Cette femme s'expose, elle se manifeste. Ce faisant, elle incarne l'un des principes majeurs de la vie en démocratie. Sous ce régime exigeant, le citoyen a le devoir de se manifester dans l'espace public, de dire ce qu'il est, de dénoncer les injustices dont il s'estime victime, d'exposer ses attentes. Cela ne va pas sans conflit, mais, comme l'écrivait Montesquieu, « toutes les fois qu'on verra tout le monde tranquille dans un État qui se donne le nom de République, on peut être assuré que la liberté n'y est pas ».
Face au voile intégral, nous ressentons un malaise ; nous nous arrêtons et regardons, intranquilles, passer ce grand morceau de mauvais drap. Est-ce là le trouble qu'attendait Montesquieu, cette manifestation-là à laquelle Marianne nous invite ? À ces deux questions, je réponds par la négative.
Que manifeste la porteuse du voile intégral ? De quoi cet objet est-il le signe ? Les motivations de cette pratique sont nombreuses, nos travaux au sein de la mission d'information l'ont assez démontré. Néanmoins quelle que soit leur diversité, le résultat seul importe : ce que nous voyons se manifester, c'est la soumission des femmes et le rejet de la République. Marianne et le voile intégral expriment des conceptions du monde très opposées.
Les défenseurs du voile intégral nous parlent de pudeur. En démocratie, la pudeur consiste à considérer l'autre avant d'agir, de manière à ne rien faire qui puisse le gêner au-delà du sens commun. Dans notre pays, aller le visage découvert est encore la meilleure façon de passer inaperçu. Allez sous un voile intégral, tout le monde vous regardera, tout le monde vous jugera !

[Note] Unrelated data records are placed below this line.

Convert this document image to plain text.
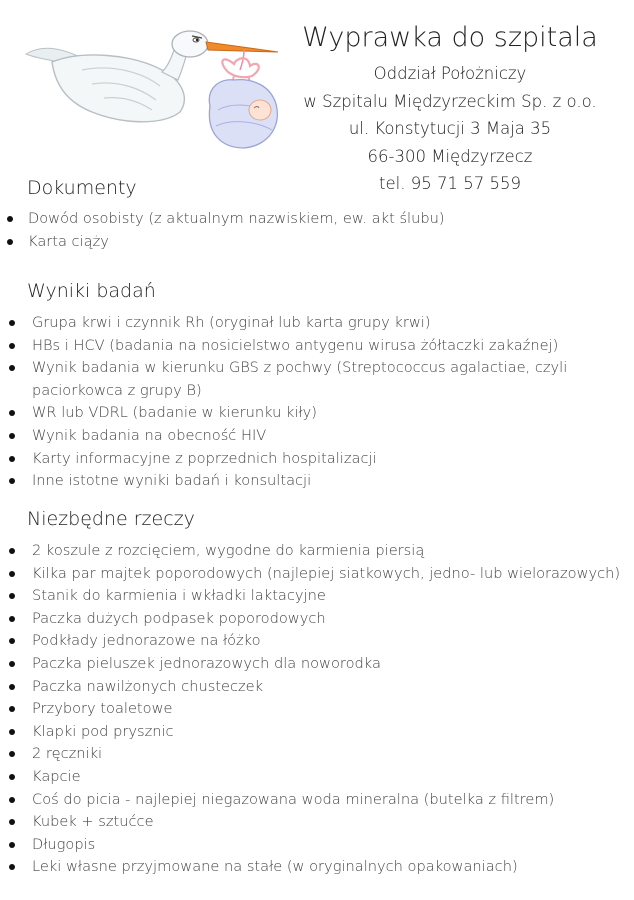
Wyprawka do szpitala
Oddział Położniczy
w Szpitalu Międzyrzeckim Sp. z o.o.
ul. Konstytucji 3 Maja 35
66-300 Międzyrzecz
tel. 95 71 57 559
Dokumenty
Dowód osobisty (z aktualnym nazwiskiem, ew. akt ślubu)
Karta ciąży
Wyniki badań
Grupa krwi i czynnik Rh (oryginał lub karta grupy krwi)
HBs i HCV (badania na nosicielstwo antygenu wirusa żółtaczki zakaźnej)
Wynik badania w kierunku GBS z pochwy (Streptococcus agalactiae, czyli paciorkowca z grupy B)
WR lub VDRL (badanie w kierunku kiły)
Wynik badania na obecność HIV
Karty informacyjne z poprzednich hospitalizacji
Inne istotne wyniki badań i konsultacji
Niezbędne rzeczy
2 koszule z rozcięciem, wygodne do karmienia piersią
Kilka par majtek poporodowych (najlepiej siatkowych, jedno- lub wielorazowych)
Stanik do karmienia i wkładki laktacyjne
Paczka dużych podpasek poporodowych
Podkłady jednorazowe na łóżko
Paczka pieluszek jednorazowych dla noworodka
Paczka nawilżonych chusteczek
Przybory toaletowe
Klapki pod prysznic
2 ręczniki
Kapcie
Coś do picia - najlepiej niegazowana woda mineralna (butelka z filtrem)
Kubek + sztućce
Długopis
Leki własne przyjmowane na stałe (w oryginalnych opakowaniach)
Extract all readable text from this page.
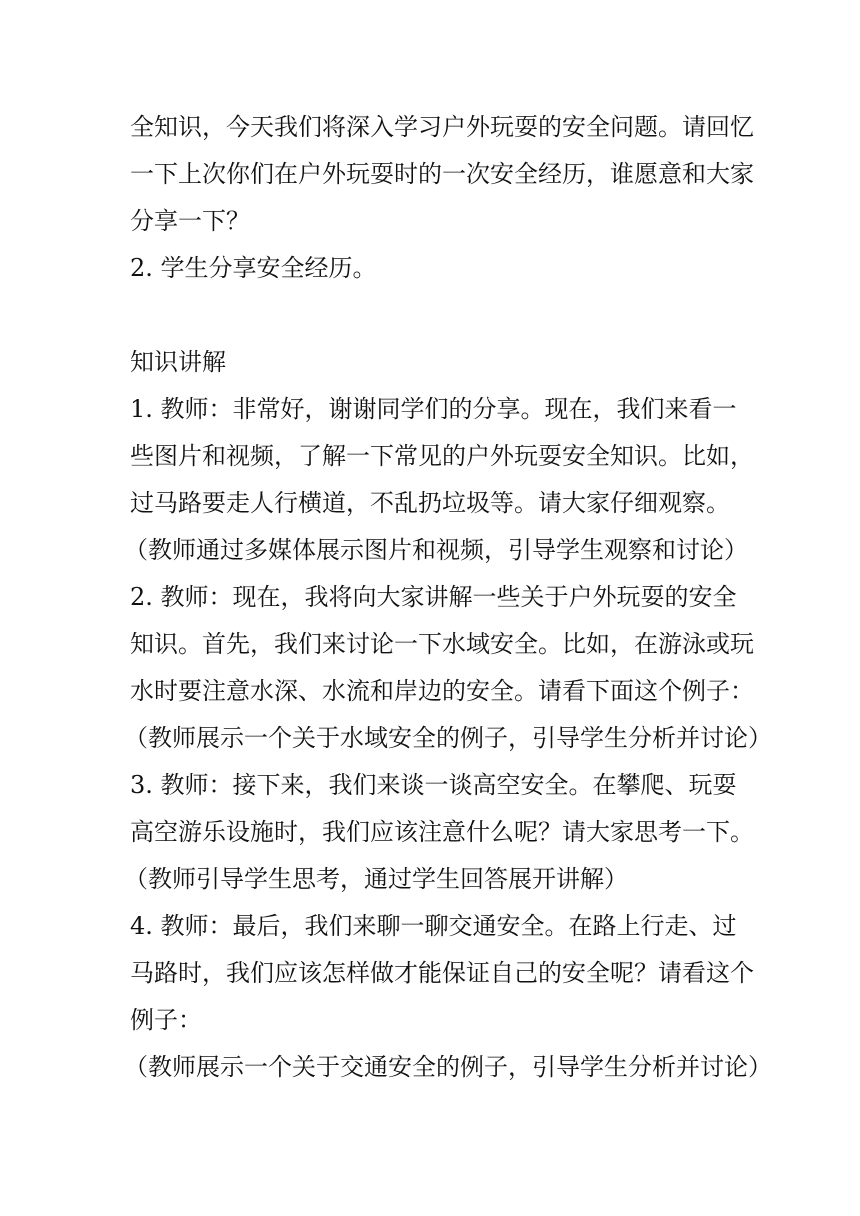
全知识，今天我们将深入学习户外玩耍的安全问题。请回忆
一下上次你们在户外玩耍时的一次安全经历，谁愿意和大家
分享一下？
2. 学生分享安全经历。
知识讲解
1. 教师：非常好，谢谢同学们的分享。现在，我们来看一
些图片和视频，了解一下常见的户外玩耍安全知识。比如，
过马路要走人行横道，不乱扔垃圾等。请大家仔细观察。
（教师通过多媒体展示图片和视频，引导学生观察和讨论）
2. 教师：现在，我将向大家讲解一些关于户外玩耍的安全
知识。首先，我们来讨论一下水域安全。比如，在游泳或玩
水时要注意水深、水流和岸边的安全。请看下面这个例子：
（教师展示一个关于水域安全的例子，引导学生分析并讨论）
3. 教师：接下来，我们来谈一谈高空安全。在攀爬、玩耍
高空游乐设施时，我们应该注意什么呢？请大家思考一下。
（教师引导学生思考，通过学生回答展开讲解）
4. 教师：最后，我们来聊一聊交通安全。在路上行走、过
马路时，我们应该怎样做才能保证自己的安全呢？请看这个
例子：
（教师展示一个关于交通安全的例子，引导学生分析并讨论）
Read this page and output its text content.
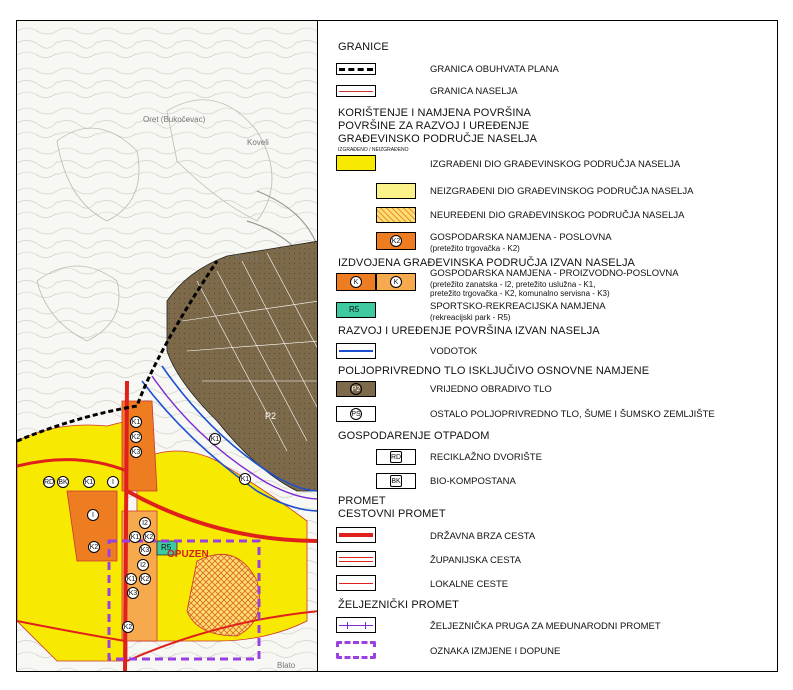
OPUZEN
P2
K1
K2
K3
K1
K1
K1	I
I
I2
K1 K2
K3 R5
I2
K1 K2
K3
K2
K2
RD BK
K u n j
Oret (Bukočevac)
Koveli
Blato
GRANICE
GRANICA OBUHVATA PLANA
GRANICA NASELJA
KORIŠTENJE I NAMJENA POVRŠINA
POVRŠINE ZA RAZVOJ I UREĐENJE
GRAĐEVINSKO PODRUČJE NASELJA
IZGRAĐENO / NEIZGRAĐENO
IZGRAĐENI DIO GRAĐEVINSKOG PODRUČJA NASELJA
NEIZGRAĐENI DIO GRAĐEVINSKOG PODRUČJA NASELJA
NEUREĐENI DIO GRAĐEVINSKOG PODRUČJA NASELJA
K2	GOSPODARSKA NAMJENA - POSLOVNA
(pretežito trgovačka - K2)
IZDVOJENA GRAĐEVINSKA PODRUČJA IZVAN NASELJA
K	K
GOSPODARSKA NAMJENA - PROIZVODNO-POSLOVNA
(pretežito zanatska - I2, pretežito uslužna - K1,
pretežito trgovačka - K2, komunalno servisna - K3)
R5	SPORTSKO-REKREACIJSKA NAMJENA
(rekreacijski park - R5)
RAZVOJ I UREĐENJE POVRŠINA IZVAN NASELJA
VODOTOK
POLJOPRIVREDNO TLO ISKLJUČIVO OSNOVNE NAMJENE
P2	VRIJEDNO OBRADIVO TLO
PŠ	OSTALO POLJOPRIVREDNO TLO, ŠUME I ŠUMSKO ZEMLJIŠTE
GOSPODARENJE OTPADOM
RD	RECIKLAŽNO DVORIŠTE
BK	BIO-KOMPOSTANA
PROMET
CESTOVNI PROMET
DRŽAVNA BRZA CESTA
ŽUPANIJSKA CESTA
LOKALNE CESTE
ŽELJEZNIČKI PROMET
ŽELJEZNIČKA PRUGA ZA MEĐUNARODNI PROMET
OZNAKA IZMJENE I DOPUNE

Que la porteuse manifeste sa foi, c'est à la fois vrai et faux. Vrai, elle manifeste sa foi ; faux, c'est un vêtement qui manifeste à sa place. Elle, elle a disparu, elle n'est plus rien, et certainement pas une femme pieuse que tout passant pourrait identifier comme telle. La femme s'est éteinte sous la foi. (Applaudissements sur de nombreux bancs du groupe SRC et sur divers bancs des groupes UMP et NC.)
Je voterai cette résolution. Elle rappelle tous les principes de la République. Celle-ci repose sur le primat de l'individu, la supériorité de ses droits sur les droits que certaines communautés s'arrogent pour soumettre leurs membres et leur dicter leur façon de penser et d'agir.
Qui, en France, aujourd'hui, connaît la Déclaration des droits de l'homme et du citoyen ? Qui est en mesure de dire ce qu'est une République ? Je ne crois pas que les femmes portant un voile intégral le sachent et le puissent, sinon elles n'abandonneraient pas une vie libre pour la vie d'une esclave.
Cette résolution devrait marquer la première étape d'un effort commun, d'un retour sur soi opéré par la République. Au sein de la mission, nous nous étions accordés sur la nécessité d'enseigner la démocratie à nos enfants, pour éviter le développement des pratiques discriminatoires, du communautarisme, du déni de solidarité.
Je ne me fais pas d'illusion sur ce moment solennel. Je m'en fais d'autant moins que cette résolution a perdu de sa portée, comme nos travaux de leur sérénité, par l'intervention constante d'éléments extérieurs qui ont perturbé, de leurs invectives et déclarations péremptoires, la recherche de consensus à laquelle nous oeuvrions. Je ne parlerai pas des débats sans rapport sur l'identité nationale et les minarets suisses. Ils se reconnaîtront, ceux qui, depuis le début, sans respect pour leurs collègues, c'est-à-dire pour le peuple français, agitent le voile intégral dans les médias, promettent une loi, invoquent l'urgence. La loi, l'interdiction, il n'a plus été question que de cela. Cette attitude dégrade notre parole.
Par la résolution, nous demandons aux Françaises et aux Français de renoncer à une pratique ridiculisant la liberté, violant le principe d'égalité, reniant toute idée de fraternité. Nous le demandons en cherchant à la comprendre, pour donner au malaise dont elle témoigne un autre débouché.
Ne serait-ce que pour cela, je m'oppose à l'interdiction générale du port du voile intégral dans l'espace public. Elle n'agirait que sur les conséquences du phénomène, pas sur ses causes : l'absence d'éducation civique, la ghettoïsation d'une part croissante de la société, la persistance des discriminations, l'inculture et l'ignorance d'une jeunesse sans repère. Le voile intégral est le fruit de tout cela. Ce n'est pas en supprimant un par un les symptômes d'une maladie qu'on la soigne ! (Applaudissements sur les bancs du groupe SRC et sur plusieurs bancs des groupes UMP et NC.)